Turkish peas have no absolute contraindications. It should be excluded from the diet only with individual intolerance, which is extremely rare. All legumes belong to the group of so-called "heavy" food - they are quite nutritious and high-calorie. The body has to spend a lot of time digesting and assimilating chickpeas. In some cases, when the digestion process is delayed, the beans cause fermentation.

Because of this feature, the amount of chickpeas in the diet should be reduced in case of: gastrointestinal tract disorders, gout, peptic ulcers, bladder pathologies, stool and blood circulation disorders. In old age, when the metabolism slows down, the use of chickpeas must be agreed with the therapist.
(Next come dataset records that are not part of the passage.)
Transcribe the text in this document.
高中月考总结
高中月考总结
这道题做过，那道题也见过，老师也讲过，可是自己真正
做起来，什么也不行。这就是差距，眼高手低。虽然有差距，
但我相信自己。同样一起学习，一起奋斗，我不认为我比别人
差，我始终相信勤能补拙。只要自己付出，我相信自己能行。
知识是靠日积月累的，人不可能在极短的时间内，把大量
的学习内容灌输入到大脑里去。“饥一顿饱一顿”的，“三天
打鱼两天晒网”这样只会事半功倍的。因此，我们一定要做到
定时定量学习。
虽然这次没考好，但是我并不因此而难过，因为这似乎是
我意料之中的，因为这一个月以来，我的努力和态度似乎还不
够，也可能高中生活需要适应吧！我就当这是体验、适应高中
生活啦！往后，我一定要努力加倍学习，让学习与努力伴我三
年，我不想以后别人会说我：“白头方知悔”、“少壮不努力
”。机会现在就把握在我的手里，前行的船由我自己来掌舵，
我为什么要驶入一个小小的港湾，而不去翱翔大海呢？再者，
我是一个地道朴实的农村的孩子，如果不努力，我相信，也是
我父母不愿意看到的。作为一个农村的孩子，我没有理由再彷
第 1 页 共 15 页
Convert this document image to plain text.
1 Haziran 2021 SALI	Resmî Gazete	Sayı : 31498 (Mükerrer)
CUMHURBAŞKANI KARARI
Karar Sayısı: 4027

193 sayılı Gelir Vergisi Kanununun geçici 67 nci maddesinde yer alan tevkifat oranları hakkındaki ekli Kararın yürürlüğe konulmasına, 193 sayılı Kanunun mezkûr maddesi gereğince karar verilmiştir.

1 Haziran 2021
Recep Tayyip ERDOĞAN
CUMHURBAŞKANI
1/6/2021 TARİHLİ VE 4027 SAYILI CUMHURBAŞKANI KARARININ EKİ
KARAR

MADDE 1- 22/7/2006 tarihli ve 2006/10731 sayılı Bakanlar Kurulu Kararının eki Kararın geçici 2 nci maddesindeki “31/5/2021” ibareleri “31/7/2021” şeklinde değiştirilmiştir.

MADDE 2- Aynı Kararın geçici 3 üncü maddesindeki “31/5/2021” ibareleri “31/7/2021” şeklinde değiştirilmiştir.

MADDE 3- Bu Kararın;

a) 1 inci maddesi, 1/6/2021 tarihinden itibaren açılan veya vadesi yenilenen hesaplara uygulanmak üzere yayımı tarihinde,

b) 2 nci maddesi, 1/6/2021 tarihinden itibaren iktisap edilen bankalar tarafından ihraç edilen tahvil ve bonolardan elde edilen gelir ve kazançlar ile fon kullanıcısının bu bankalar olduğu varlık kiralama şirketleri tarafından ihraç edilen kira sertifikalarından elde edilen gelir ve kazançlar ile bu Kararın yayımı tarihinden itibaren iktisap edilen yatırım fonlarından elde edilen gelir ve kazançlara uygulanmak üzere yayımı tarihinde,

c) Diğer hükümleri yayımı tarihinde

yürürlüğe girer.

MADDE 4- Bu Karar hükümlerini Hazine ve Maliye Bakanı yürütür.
So that the process of assimilation of chickpeas is as quick and safe as possible - learn how to combine products correctly. A few hours before the meal, drink a glass of water with lemon and mint, and add a large amount of vegetables to the falafel itself. They will accelerate the metabolism, help food to better digest, eliminate the severity and pain in the abdominal cavity.

Watch the video: How to Make Falafel - Crispy Fried Garbanzo BeanChickpea Fritter Recipe (November 2019).